← Back to context

Comment by iandanforth

17 days ago

At temperature zero, if you're using the same API/model, this really should not be the case. None of the big players update their APIs without some name / version change.

This isn't really true unfortunately -- mixture of experts routing seems to suffer from batch non-determinism. No one has stated publicly exactly why this is, but you can easily replicate the behavior yourself or find bug reports / discussion with a bit of searching. The outcome and observed behavior of the major closed-weight LLM APIs is that a temperature of zero no longer corresponds to deterministic greedy sampling.

  • If temperature is zero, and weights are weights, where is the non-deterministic behavior coming from?

    • Temperature changes the distribution that is sampled, not if a distribution is sampled.

      Temperature changes the softmax equation[1], not weather or not you are sampling from the softmax result or choosing the highest probability. IBM's documentation corroborates this, saying you need to set do_sample to True in order for the temperature to have any effect, e.g., T changes how we sample, not if we sample [2].

      A similar discussion on openai forum also claim that the RNG might be in a different state from run to run, although I am less sure about that [3]

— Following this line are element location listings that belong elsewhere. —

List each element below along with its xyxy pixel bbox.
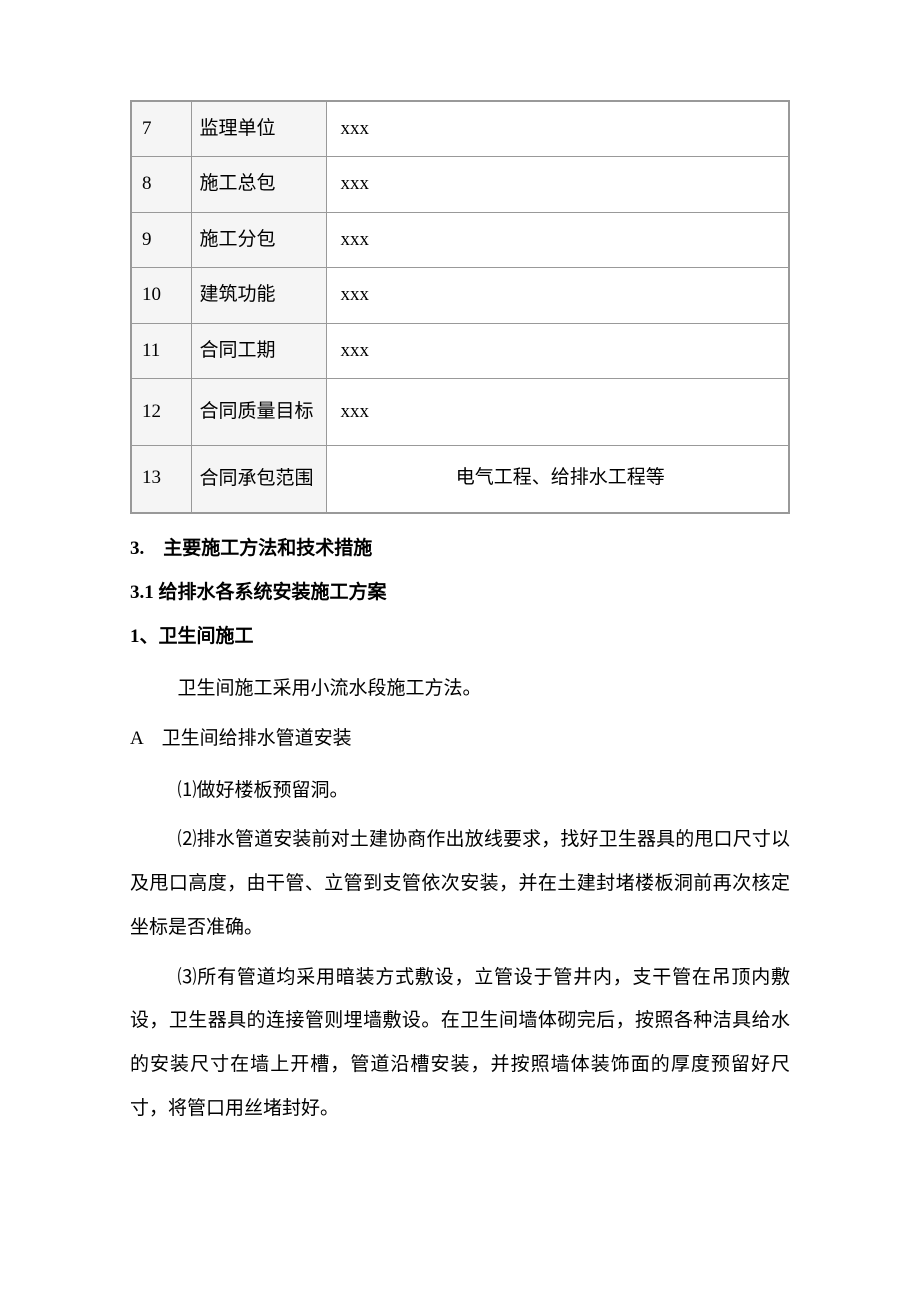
row-label: 施工总包 [191, 157, 326, 212]
table-row: 8施工总包xxx [131, 157, 789, 212]
table-row: 11合同工期xxx [131, 323, 789, 378]
row-number: 11 [131, 323, 191, 378]
table-row: 12合同质量目标xxx [131, 378, 789, 445]
row-label: 合同质量目标 [191, 378, 326, 445]
row-number: 8 [131, 157, 191, 212]
table-row: 10建筑功能xxx [131, 268, 789, 323]
row-value: xxx [326, 378, 789, 445]
heading-section-3: 3. 主要施工方法和技术措施 [130, 534, 790, 564]
paragraph: ⑴做好楼板预留洞。 [130, 769, 790, 813]
row-value: xxx [326, 101, 789, 157]
row-value: xxx [326, 212, 789, 267]
heading-section-3-1: 3.1 给排水各系统安装施工方案 [130, 578, 790, 608]
row-value: xxx [326, 157, 789, 212]
row-number: 13 [131, 445, 191, 512]
table-row: 13合同承包范围电气工程、给排水工程等 [131, 445, 789, 512]
row-label: 合同工期 [191, 323, 326, 378]
row-label: 监理单位 [191, 101, 326, 157]
row-number: 10 [131, 268, 191, 323]
paragraph: ⑶所有管道均采用暗装方式敷设，立管设于管井内，支干管在吊顶内敷设，卫生器具的连接… [130, 956, 790, 1131]
row-label: 合同承包范围 [191, 445, 326, 512]
row-number: 9 [131, 212, 191, 267]
paragraph: ⑵排水管道安装前对土建协商作出放线要求，找好卫生器具的甩口尺寸以及甩口高度，由干… [130, 818, 790, 949]
info-table: 7监理单位xxx8施工总包xxx9施工分包xxx10建筑功能xxx11合同工期x… [130, 100, 790, 514]
row-value: xxx [326, 323, 789, 378]
row-label: 建筑功能 [191, 268, 326, 323]
table-row: 7监理单位xxx [131, 101, 789, 157]
subheading-item-1: 1、卫生间施工 [130, 622, 790, 652]
row-value: 电气工程、给排水工程等 [326, 445, 789, 512]
table-row: 9施工分包xxx [131, 212, 789, 267]
row-number: 7 [131, 101, 191, 157]
subheading-item-a: A 卫生间给排水管道安装 [130, 724, 790, 754]
row-label: 施工分包 [191, 212, 326, 267]
row-value: xxx [326, 268, 789, 323]
paragraph: 卫生间施工采用小流水段施工方法。 [130, 667, 790, 711]
row-number: 12 [131, 378, 191, 445]
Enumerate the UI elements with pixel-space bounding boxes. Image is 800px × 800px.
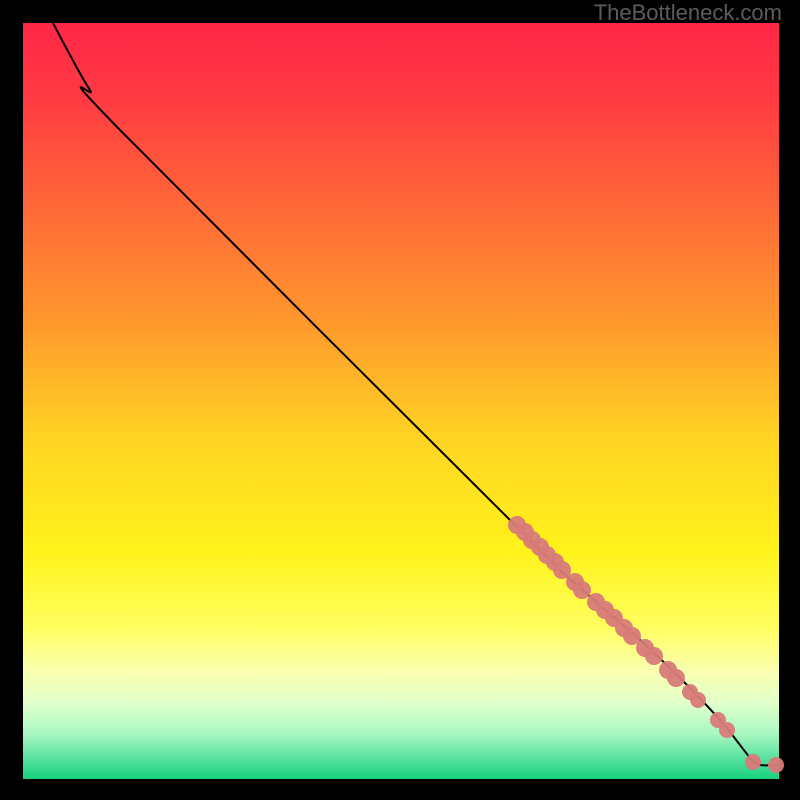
chart-svg [0,0,800,800]
watermark-text: TheBottleneck.com [594,0,782,26]
chart-container: TheBottleneck.com [0,0,800,800]
marker-point [573,581,591,599]
marker-point [768,757,784,773]
marker-point [667,669,685,687]
marker-point [645,647,663,665]
marker-point [719,722,735,738]
marker-point [690,692,706,708]
marker-point [745,754,761,770]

      [1] https://pelinbalci.com/2023/10/16/Temperature_parameter.html

      [2] https://www.ibm.com/think/topics/llm-temperature#:~:text=The...

      [3] https://community.openai.com/t/clarifications-on-setting-tem...

      2 replies →

    • Here probably routing would be dominating, but in general, unless I missed all the vendors ditching GPUs and switching to ASICs optimized for fixed precision math, floating points are still non-commutative therefore results are non-deterministic wrt. randomness introduced by parallelising the calculations.

      9 replies →

    • I recently attended a STAC conference where they claimed the GPUs themselves are not deterministic. The hand-wavy speculation is they need to temperature control the cores and the flop ops may be reordered during that process. (By temperature I mean physical temperature, not some nn sampling parameter). On such large scale of computation these small differences can show up in the actually different tokens.

      1 reply →

    • The parent is suggesting that temperature only applies at the generation step, but the choice of backend “expert model” that a request is given to (and then performs the generation) is non-deterministic. Rather than being a single set of weights, there are a few different sets of weights that constitute the “expert” in MoE. I have no idea if that’s true, but that’s the assertion

      4 replies →

    • I have seen numbers come differently in JAX just depending on the batch size, simply because the compiler optimizes to a different sequence of operations on the hardware.

Quantized floating point math can, under certain scenarios, be non-associative.

When you combine that fact with being part of a diverse batch of requests over an MoE model, outputs are non-deterministic.